Use the following query to check if the Safe Autoscaler is currently running. If it is not running, your cluster won’t be able to autoscale:

azure_containerservice_managedclusters_cluster_autoscaler_cluster_safe_to_autoscale_avg != 1

A return value other than 1 indicates a problem.

Unneeded Nodes

Use the following query to get the number of unneeded nodes in the AKS cluster.
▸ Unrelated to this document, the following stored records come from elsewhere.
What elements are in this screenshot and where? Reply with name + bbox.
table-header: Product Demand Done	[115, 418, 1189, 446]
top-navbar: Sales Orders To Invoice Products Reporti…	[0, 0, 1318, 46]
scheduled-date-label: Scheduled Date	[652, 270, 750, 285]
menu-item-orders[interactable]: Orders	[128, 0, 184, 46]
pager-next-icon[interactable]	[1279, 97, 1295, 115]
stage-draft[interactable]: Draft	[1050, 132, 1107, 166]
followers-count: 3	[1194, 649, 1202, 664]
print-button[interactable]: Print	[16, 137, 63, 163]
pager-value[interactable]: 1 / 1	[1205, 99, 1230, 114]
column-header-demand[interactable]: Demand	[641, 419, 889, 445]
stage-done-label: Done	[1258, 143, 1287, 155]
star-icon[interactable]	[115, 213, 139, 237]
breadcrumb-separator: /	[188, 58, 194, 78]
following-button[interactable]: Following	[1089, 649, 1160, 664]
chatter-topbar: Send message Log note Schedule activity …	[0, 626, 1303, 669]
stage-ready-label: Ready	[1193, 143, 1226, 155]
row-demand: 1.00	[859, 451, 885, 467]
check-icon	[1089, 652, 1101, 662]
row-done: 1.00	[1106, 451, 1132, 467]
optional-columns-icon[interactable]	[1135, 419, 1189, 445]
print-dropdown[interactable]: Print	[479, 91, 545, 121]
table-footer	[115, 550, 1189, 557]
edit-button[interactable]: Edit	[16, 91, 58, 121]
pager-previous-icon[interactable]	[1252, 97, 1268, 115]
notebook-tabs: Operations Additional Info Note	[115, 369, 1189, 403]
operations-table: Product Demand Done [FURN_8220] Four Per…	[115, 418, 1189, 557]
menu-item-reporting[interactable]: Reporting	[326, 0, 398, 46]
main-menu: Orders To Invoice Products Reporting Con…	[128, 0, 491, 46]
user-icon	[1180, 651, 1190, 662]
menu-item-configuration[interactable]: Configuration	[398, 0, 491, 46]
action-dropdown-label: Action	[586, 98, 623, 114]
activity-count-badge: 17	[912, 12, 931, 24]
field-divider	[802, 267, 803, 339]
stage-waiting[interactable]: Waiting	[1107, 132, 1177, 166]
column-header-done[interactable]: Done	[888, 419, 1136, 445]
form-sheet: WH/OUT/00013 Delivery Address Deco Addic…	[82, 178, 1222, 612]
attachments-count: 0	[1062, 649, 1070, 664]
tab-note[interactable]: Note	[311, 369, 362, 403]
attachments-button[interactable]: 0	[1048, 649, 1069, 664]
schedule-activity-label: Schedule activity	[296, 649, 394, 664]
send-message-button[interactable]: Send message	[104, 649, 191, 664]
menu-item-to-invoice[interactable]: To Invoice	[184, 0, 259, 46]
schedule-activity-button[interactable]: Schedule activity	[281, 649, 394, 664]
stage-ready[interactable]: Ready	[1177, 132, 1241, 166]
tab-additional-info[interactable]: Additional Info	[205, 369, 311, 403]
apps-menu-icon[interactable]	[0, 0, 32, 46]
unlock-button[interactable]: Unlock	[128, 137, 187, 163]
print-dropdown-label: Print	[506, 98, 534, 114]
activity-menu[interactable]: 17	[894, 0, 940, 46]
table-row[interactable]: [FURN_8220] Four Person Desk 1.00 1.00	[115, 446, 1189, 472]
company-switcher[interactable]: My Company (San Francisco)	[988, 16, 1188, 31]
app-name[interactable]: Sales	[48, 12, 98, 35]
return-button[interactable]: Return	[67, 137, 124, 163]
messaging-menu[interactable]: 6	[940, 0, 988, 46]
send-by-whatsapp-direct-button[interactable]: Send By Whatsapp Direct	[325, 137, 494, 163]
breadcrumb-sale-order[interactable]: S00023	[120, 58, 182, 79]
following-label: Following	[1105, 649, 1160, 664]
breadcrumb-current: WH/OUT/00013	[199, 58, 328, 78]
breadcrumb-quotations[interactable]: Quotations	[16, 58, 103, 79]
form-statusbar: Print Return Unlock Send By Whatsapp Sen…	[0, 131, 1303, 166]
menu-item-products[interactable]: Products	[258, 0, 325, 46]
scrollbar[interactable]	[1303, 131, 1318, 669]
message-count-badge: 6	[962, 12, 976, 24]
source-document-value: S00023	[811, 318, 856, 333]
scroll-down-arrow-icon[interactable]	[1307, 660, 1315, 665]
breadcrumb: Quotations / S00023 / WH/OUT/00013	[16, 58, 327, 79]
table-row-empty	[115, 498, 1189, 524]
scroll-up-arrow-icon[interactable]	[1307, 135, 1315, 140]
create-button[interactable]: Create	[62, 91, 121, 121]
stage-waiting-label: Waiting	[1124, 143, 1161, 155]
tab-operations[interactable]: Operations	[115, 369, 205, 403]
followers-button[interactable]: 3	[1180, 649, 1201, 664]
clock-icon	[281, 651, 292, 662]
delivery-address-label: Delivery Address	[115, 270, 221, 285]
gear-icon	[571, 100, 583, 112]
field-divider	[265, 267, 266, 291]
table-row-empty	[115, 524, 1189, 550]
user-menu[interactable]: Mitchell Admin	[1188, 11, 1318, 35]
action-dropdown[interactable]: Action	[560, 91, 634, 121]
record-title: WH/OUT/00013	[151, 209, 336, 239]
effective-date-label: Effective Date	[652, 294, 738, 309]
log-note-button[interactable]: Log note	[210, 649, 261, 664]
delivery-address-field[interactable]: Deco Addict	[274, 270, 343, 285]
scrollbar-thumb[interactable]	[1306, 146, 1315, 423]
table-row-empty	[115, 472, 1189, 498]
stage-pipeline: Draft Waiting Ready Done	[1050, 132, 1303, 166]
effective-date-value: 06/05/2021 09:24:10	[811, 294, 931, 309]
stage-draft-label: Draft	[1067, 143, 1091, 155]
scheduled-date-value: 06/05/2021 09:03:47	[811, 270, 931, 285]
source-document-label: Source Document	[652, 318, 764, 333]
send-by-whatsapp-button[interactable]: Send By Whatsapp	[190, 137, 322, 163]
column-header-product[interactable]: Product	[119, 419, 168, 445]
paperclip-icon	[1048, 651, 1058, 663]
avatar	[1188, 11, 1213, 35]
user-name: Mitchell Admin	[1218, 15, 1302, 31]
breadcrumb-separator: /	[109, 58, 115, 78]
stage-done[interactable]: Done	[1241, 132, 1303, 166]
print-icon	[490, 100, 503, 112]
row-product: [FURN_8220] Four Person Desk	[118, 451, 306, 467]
These nodes will be deleted by Cluster Autoscaler as soon as all pods are evicted:

azure_containerservice_managedclusters_cluster_autoscaler_unneeded_nodes_count_avg

Scale down cooldown

Use the following query to get the state of scale down:

azure_containerservice_managedclusters_cluster_autoscaler_scale_down_in_cooldown_avg

A return value other than 0 indicates that the AKS cluster won’t be able to autoscale.

Unschedulable pods

The Cluster Autoscaler component can watch for pods in your cluster that can’t be scheduled because of resource constraints. The following query returns the number of unschedulable pods:

azure_containerservice_managedclusters_cluster_autoscaler_unschedulable_pods_count_avg

A return value other than 0 indicates that the AKS cluster can’t schedule pods and the autoscaler will scale more nodes.